Updated: Aug 6, 2021

While western countries continue to be surprised and struggle with the dramatic loss of life due to COVID (the US for example now exceeds 200,000 fatalities), the dire predictions for the continent of Africa have not really been witnessed. The director of the Africa CDC&P, Nkengasong, admits that antibody testing is showing cases are far above the 1.4 million reported, but most cases are proving to be asymptomatic. Even if the official deaths count of 34,000 is under-reporting by a factor of three or four this is still a small number for a continent of 1.3 billion.


Some of the key drivers for this are obvious:

  • Africa's youthful population - the average age is 18 rather than 43 for Europe or 39 in North America;

  • The ravages of other diseases also mean a lower number of people surviving and living with known co-morbidities, those which lead to complications when mixed with COVID-19;

  • Quick lock-downs and clear messages on things like the use of masks have been enacted.

However, there are other factors. Like cooperation in the establishment of effective supply chains. This means while African nations have far less to spend on tackling the pandemic they are still getting essential supplies. For example, when the pandemic hit, only two African countries could test for Coronavirus, now all can. The next challenge may prove to be access to a vaccine. Here African countries held a conference focusing on equitable access, explore on-shore manufacturing and facilitate late-stage clinical trials.
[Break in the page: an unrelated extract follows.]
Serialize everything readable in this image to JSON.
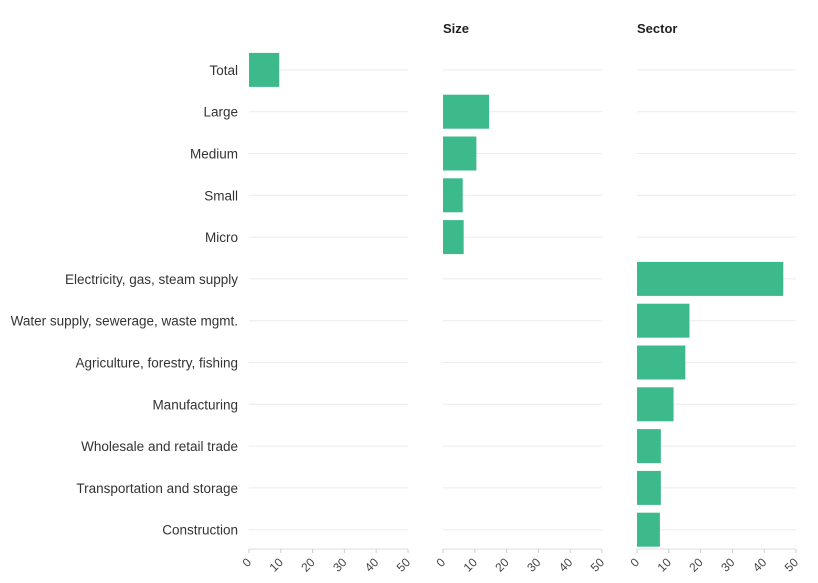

There are also suggestions that over-crowded neighbourhoods, which were expected to be a driver for fatalities, may actually convey a greater predisposition for immunity due to previous exposure to other Coronaviruses (Thought of the Day - September 1 - The XYZ Hypothesis).


There is even the suggestion that parasitic infections may also help as they detune the auto-immune system thus no overreaction to COVID-19.


To be fair the real issue for Africa from COVID-19 may prove not to be homegrown, it will probably be the knock-on effect from the pandemic's effect elsewhere.